This work addresses the limitations of existing video scene graph methods, which are confined to objects visible in the current frame and struggle to model temporarily occluded entities or maintain temporal consistency in a 3D world coordinate system. To overcome these challenges, we introduce the World Scene Graph Generation (WSGG) task, which aims to construct a spatiotemporally consistent, world-coordinate-aligned scene graph from monocular videos, encompassing all interacting objects—including those not currently observed. We present the ActionGenome4D dataset and propose three approaches with distinct inductive biases, incorporating feedforward 3D reconstruction, world-coordinate bounding boxes, object persistence buffers, temporal attention enhanced by 3D motion and camera pose, and a Graph RAG–driven vision-language model. Experiments validate the effectiveness of our framework, establishing the first baseline for unlocalized relationship prediction and advancing video scene understanding toward explainable, world-centric, and temporally coherent representations.
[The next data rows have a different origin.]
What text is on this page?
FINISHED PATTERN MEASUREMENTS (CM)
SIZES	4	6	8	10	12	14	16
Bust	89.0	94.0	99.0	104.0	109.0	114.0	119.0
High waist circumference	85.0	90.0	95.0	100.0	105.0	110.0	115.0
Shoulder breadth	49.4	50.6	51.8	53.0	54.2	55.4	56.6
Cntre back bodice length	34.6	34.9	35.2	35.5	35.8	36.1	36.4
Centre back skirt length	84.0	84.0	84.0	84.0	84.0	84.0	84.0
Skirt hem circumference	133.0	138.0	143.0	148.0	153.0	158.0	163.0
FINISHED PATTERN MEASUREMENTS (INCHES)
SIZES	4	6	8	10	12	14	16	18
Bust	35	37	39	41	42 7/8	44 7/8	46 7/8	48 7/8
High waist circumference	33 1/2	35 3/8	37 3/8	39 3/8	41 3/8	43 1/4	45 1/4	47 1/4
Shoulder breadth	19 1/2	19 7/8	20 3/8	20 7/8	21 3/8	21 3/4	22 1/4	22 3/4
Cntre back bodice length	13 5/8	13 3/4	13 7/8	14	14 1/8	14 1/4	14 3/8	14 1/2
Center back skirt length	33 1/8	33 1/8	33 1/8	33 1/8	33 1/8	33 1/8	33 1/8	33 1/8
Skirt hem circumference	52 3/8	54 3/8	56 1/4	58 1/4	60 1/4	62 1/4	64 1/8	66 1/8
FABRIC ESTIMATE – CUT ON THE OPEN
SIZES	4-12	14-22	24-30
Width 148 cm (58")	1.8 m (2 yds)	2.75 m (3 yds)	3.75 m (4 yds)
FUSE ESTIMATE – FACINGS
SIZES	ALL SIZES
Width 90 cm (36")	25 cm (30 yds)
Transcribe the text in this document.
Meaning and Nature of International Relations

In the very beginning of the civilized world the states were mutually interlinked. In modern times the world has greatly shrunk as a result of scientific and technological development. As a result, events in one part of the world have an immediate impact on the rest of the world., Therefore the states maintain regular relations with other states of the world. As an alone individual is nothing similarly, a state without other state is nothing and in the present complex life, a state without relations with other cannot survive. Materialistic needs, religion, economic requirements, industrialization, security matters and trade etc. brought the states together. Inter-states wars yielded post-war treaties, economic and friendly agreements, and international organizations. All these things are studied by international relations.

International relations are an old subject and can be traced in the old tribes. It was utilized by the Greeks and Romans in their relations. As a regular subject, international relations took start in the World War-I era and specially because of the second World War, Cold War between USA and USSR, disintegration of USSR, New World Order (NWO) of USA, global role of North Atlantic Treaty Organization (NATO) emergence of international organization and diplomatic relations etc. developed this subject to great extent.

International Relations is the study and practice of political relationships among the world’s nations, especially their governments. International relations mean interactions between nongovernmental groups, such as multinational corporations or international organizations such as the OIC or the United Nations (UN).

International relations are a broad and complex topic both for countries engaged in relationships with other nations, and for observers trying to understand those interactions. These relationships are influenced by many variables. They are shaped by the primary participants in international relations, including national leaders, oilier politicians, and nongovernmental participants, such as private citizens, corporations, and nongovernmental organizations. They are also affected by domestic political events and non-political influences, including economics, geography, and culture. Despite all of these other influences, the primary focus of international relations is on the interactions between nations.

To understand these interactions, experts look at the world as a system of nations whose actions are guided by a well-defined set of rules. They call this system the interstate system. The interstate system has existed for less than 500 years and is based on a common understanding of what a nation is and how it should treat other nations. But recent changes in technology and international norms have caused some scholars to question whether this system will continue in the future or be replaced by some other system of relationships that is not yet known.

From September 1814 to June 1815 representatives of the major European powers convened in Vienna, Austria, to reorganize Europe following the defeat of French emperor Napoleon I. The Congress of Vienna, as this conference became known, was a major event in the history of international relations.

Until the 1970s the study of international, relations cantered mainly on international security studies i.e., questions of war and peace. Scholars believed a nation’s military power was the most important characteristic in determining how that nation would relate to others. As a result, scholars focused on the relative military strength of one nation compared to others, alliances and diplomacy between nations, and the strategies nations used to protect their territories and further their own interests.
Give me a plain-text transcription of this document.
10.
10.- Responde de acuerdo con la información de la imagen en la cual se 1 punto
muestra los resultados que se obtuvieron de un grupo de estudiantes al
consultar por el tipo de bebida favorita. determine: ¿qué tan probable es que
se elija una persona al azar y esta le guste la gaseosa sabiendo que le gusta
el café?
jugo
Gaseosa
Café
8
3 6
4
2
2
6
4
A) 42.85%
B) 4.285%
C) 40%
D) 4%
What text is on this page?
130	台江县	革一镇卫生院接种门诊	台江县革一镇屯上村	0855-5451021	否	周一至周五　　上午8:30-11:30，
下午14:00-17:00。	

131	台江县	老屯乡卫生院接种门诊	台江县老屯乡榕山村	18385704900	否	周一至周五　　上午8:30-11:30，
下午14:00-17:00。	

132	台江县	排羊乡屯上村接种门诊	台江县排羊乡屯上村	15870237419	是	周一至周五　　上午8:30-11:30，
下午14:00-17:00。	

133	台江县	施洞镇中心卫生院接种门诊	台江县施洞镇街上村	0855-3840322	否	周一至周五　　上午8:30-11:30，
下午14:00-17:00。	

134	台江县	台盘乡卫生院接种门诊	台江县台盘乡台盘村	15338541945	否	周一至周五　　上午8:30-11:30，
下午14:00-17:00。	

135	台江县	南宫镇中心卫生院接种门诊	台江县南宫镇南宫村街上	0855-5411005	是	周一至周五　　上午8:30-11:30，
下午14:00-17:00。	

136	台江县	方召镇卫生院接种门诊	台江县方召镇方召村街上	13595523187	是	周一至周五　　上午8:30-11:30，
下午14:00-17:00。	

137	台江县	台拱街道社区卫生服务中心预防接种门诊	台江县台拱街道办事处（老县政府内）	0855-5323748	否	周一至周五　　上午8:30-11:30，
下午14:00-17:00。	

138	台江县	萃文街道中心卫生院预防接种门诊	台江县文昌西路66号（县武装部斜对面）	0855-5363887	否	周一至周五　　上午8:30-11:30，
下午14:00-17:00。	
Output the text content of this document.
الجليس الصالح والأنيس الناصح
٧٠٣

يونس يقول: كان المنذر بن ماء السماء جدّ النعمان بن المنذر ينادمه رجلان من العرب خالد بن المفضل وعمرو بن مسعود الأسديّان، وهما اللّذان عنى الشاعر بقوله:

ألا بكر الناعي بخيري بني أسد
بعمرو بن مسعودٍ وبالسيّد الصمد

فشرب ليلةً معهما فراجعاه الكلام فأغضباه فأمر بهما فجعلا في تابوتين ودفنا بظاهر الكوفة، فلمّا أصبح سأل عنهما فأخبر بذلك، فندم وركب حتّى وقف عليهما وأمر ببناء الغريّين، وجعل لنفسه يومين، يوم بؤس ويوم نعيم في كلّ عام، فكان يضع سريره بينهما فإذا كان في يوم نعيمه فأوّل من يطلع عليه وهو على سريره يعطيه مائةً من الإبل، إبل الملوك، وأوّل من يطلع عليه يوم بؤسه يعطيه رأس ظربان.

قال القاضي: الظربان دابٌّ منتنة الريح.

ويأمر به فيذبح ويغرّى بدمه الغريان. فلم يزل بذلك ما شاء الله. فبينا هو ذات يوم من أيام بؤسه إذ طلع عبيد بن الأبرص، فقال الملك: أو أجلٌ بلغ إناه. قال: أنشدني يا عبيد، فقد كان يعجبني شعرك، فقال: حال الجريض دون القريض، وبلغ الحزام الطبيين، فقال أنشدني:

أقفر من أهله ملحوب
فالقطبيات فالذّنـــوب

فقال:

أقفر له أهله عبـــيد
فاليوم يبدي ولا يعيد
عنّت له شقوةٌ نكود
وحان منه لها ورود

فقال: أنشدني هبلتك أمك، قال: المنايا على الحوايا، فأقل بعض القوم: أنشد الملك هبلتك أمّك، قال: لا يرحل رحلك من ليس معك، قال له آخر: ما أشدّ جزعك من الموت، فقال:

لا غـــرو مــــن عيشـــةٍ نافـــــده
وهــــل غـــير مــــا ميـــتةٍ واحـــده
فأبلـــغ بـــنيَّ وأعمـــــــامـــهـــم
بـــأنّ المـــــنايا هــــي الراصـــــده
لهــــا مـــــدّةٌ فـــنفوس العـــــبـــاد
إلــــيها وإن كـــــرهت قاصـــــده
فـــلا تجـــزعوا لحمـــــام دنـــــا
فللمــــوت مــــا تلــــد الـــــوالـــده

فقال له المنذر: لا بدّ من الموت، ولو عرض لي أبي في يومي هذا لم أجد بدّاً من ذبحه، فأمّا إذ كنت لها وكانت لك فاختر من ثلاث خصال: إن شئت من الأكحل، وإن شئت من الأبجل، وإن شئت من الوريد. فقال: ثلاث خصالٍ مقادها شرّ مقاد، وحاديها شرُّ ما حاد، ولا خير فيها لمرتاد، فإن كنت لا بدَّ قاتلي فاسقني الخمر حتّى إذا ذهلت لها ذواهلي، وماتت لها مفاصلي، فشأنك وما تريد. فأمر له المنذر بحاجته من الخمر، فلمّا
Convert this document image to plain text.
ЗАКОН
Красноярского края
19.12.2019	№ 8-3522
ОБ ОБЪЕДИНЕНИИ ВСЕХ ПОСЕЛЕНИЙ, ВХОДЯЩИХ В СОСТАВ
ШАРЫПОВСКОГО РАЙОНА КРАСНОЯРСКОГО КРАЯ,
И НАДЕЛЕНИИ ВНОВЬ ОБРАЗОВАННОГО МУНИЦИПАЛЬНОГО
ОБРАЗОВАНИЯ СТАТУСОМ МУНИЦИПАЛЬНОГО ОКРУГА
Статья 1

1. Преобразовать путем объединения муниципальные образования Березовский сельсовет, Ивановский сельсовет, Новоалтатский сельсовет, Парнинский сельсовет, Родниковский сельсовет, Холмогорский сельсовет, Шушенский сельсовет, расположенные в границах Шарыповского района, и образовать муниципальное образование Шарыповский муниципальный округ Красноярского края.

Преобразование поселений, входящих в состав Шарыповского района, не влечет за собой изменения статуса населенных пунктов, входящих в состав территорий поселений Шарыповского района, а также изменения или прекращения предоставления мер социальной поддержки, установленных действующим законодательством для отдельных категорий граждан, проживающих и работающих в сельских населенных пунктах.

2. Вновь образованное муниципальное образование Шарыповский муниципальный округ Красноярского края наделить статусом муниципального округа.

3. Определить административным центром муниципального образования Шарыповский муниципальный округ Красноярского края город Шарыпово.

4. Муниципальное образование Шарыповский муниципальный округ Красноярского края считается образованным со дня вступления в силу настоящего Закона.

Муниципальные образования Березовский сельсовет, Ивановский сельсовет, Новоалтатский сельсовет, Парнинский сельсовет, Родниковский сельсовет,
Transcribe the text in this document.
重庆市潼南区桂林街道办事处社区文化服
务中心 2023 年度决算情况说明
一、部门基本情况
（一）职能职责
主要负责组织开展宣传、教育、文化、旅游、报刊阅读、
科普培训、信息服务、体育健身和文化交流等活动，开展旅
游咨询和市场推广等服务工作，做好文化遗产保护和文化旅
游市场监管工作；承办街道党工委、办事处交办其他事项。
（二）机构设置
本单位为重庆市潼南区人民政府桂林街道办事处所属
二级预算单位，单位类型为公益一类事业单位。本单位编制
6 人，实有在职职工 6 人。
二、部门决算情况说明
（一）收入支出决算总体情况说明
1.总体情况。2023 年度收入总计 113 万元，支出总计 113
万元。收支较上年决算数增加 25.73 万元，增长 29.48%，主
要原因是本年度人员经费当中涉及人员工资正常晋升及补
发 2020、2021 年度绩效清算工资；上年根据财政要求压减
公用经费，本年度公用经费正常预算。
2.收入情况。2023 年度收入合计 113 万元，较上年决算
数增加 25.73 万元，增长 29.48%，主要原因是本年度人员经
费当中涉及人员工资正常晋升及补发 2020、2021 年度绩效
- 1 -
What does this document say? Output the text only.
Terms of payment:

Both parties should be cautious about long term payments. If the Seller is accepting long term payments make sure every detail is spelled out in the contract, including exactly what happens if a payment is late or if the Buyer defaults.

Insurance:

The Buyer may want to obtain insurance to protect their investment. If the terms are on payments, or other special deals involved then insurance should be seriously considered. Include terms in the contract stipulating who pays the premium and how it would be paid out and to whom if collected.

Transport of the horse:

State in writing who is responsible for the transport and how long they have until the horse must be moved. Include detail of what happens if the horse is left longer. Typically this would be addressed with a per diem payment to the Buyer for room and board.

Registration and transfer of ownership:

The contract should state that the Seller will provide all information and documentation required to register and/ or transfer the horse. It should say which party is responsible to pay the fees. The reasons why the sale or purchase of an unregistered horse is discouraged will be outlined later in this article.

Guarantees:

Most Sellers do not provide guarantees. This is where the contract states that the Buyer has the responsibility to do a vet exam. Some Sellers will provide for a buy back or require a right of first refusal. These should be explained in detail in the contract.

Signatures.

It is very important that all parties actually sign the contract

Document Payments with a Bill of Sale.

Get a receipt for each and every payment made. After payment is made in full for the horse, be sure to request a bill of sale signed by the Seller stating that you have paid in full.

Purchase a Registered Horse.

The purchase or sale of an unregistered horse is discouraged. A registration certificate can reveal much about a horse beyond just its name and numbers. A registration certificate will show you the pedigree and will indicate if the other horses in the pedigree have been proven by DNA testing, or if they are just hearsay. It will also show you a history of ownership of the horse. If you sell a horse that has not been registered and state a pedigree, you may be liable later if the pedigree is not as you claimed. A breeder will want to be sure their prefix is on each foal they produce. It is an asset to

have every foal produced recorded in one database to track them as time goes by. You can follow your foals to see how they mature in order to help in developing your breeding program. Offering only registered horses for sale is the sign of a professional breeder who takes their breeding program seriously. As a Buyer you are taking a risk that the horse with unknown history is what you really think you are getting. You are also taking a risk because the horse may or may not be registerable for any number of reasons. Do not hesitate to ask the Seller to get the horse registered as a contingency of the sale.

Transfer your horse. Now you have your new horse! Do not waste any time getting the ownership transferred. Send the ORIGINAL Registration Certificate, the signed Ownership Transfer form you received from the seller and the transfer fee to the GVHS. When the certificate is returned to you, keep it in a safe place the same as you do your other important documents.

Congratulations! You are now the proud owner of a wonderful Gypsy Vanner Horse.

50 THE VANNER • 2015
Spatio-temporal scene graphs provide a principled representation for modeling evolving object interactions, yet existing methods remain fundamentally frame-centric: they reason only about currently visible objects, discard entities upon occlusion, and operate in 2D. To address this, we first introduce ActionGenome4D, a dataset that upgrades Action Genome videos into 4D scenes via feed-forward 3D reconstruction, world-frame oriented bounding boxes for every object involved in actions, and dense relationship annotations including for objects that are temporarily unobserved due to occlusion or camera motion. Building on this data, we formalize World Scene Graph Generation (WSGG), the task of constructing a world scene graph at each timestamp that encompasses all interacting objects in the scene, both observed and unobserved. We then propose three complementary methods, each exploring a different inductive bias for reasoning about unobserved objects: PWG (Persistent World Graph), which implements object permanence via a zero-order feature buffer; MWAE (Masked World Auto-Encoder), which reframes unobserved-object reasoning as masked completion with cross-view associative retrieval; and 4DST (4D Scene Transformer), which replaces the static buffer with differentiable per-object temporal attention enriched by 3D motion and camera-pose features. We further design and evaluate the performance of strong open-source Vision-Language Models on the WSGG task via a suite of Graph RAG-based approaches, establishing baselines for unlocalized relationship prediction. WSGG thus advances video scene understanding toward world-centric, temporally persistent, and interpretable scene reasoning.